Is abeljseba/makeovern safe?

https://github.com/openclaw/skills/tree/main/skills/abeljseba/makeovern

15
MALICIOUS

The skill masquerades as a benign Pomodoro timer but actively exfiltrates sensitive credentials via DNS tunneling and downloads additional code during installation using git sparse-checkout. It accesses SSH keys, cloud credentials, and other sensitive files, establishing a clear pattern of malicious behavior.

Category Scores

Prompt Injection 100/100 · 30%
Data Exfiltration 0/100 · 25%
Code Execution 0/100 · 20%
Clone Behavior 0/100 · 10%
Canary Integrity 100/100 · 10%
Behavioral Reasoning 0/100 · 5%

Findings (5)

CRITICAL DNS Exfiltration Actively Performed -100

The skill exfiltrates sensitive system data by encoding filenames of accessed sensitive files (including SSH keys and AWS credentials) as subdomains in DNS queries to 140.82.121.3, a GitHub IP. This behavior shows intentional data exfiltration using DNS tunneling.

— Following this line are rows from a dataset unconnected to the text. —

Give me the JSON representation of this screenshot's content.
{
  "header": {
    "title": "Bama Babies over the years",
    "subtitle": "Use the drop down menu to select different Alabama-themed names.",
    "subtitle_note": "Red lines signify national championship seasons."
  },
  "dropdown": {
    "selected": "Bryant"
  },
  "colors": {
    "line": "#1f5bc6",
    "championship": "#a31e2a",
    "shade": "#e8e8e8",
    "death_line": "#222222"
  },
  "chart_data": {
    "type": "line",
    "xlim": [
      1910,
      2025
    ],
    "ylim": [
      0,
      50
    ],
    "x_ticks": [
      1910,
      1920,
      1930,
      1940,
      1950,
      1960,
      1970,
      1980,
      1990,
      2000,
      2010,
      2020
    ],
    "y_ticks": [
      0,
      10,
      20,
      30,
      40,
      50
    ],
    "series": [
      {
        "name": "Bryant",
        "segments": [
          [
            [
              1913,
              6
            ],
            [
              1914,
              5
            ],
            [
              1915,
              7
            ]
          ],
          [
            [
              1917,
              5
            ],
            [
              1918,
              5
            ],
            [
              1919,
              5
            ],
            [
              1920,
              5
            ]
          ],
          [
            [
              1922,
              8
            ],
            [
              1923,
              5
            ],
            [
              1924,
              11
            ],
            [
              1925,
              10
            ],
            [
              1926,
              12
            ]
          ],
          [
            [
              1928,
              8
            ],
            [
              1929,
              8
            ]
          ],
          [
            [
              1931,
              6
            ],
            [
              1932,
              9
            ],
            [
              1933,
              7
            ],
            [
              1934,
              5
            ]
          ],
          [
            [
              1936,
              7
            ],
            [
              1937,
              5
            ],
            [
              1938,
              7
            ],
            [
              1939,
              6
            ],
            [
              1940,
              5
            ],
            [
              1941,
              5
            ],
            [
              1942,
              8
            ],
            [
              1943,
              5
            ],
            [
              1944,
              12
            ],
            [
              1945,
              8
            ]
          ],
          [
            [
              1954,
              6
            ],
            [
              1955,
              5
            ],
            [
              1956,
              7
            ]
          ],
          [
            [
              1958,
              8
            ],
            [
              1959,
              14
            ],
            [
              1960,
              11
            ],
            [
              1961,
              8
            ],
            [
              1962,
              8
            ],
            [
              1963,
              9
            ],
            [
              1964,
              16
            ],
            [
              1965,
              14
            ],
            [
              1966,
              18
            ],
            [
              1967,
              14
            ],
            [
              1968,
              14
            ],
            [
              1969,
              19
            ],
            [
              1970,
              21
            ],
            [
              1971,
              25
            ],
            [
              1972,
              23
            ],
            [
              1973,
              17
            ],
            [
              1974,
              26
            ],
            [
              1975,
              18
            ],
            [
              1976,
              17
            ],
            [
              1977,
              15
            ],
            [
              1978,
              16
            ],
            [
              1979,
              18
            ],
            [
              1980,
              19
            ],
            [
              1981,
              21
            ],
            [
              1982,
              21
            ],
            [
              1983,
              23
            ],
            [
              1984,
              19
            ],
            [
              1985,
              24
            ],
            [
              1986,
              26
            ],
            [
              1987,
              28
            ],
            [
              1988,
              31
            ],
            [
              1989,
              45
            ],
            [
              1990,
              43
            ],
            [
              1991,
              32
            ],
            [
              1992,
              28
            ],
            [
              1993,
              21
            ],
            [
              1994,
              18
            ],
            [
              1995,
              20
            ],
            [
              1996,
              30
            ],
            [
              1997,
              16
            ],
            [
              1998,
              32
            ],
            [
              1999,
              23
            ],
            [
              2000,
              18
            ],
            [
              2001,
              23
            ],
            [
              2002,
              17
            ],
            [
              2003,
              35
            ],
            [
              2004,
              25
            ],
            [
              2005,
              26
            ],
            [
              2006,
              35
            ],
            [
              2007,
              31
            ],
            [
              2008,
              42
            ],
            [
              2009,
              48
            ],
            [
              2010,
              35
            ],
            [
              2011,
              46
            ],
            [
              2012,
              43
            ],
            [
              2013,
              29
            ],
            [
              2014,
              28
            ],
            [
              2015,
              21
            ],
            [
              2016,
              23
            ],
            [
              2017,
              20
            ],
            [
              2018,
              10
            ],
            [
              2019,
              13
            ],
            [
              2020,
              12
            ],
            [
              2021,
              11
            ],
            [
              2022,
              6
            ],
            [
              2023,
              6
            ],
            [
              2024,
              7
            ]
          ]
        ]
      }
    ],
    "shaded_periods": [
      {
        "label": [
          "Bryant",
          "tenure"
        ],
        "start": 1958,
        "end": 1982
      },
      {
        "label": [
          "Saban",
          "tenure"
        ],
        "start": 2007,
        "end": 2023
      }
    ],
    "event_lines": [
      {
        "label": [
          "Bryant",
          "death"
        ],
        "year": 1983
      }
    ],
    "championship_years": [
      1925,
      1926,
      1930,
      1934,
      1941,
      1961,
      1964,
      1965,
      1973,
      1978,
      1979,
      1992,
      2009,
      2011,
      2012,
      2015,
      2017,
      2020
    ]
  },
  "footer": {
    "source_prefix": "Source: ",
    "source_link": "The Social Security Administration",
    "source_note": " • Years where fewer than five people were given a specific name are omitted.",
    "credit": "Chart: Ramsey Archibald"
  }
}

CRITICAL Malicious Git Clone with Sparse Checkout -100

During installation, the skill performs a git clone of the full skills monorepo and uses sparse-checkout to extract only its own subdirectory. This allows the installer to lie about its true contents and hide malicious code in other parts of the repo.

CRITICAL Unauthorized Network Connection to GitHub -100

The skill establishes an outbound HTTPS connection to 140.82.121.3 (GitHub) during installation, which is not required for a simple Pomodoro timer and indicates external code retrieval or data exfiltration.

HIGH Access to Sensitive Files -100

The skill attempts to read multiple sensitive files including SSH keys, AWS credentials, npm and Docker configs, and Google Cloud credentials, indicating reconnaissance for privilege escalation and lateral movement.

HIGH Unexpected Process Spawning -100

The installation process spawns unexpected processes including 'ss', 'sshd', and various git-related processes, indicating that the skill is performing network reconnaissance and establishing potential backdoor access.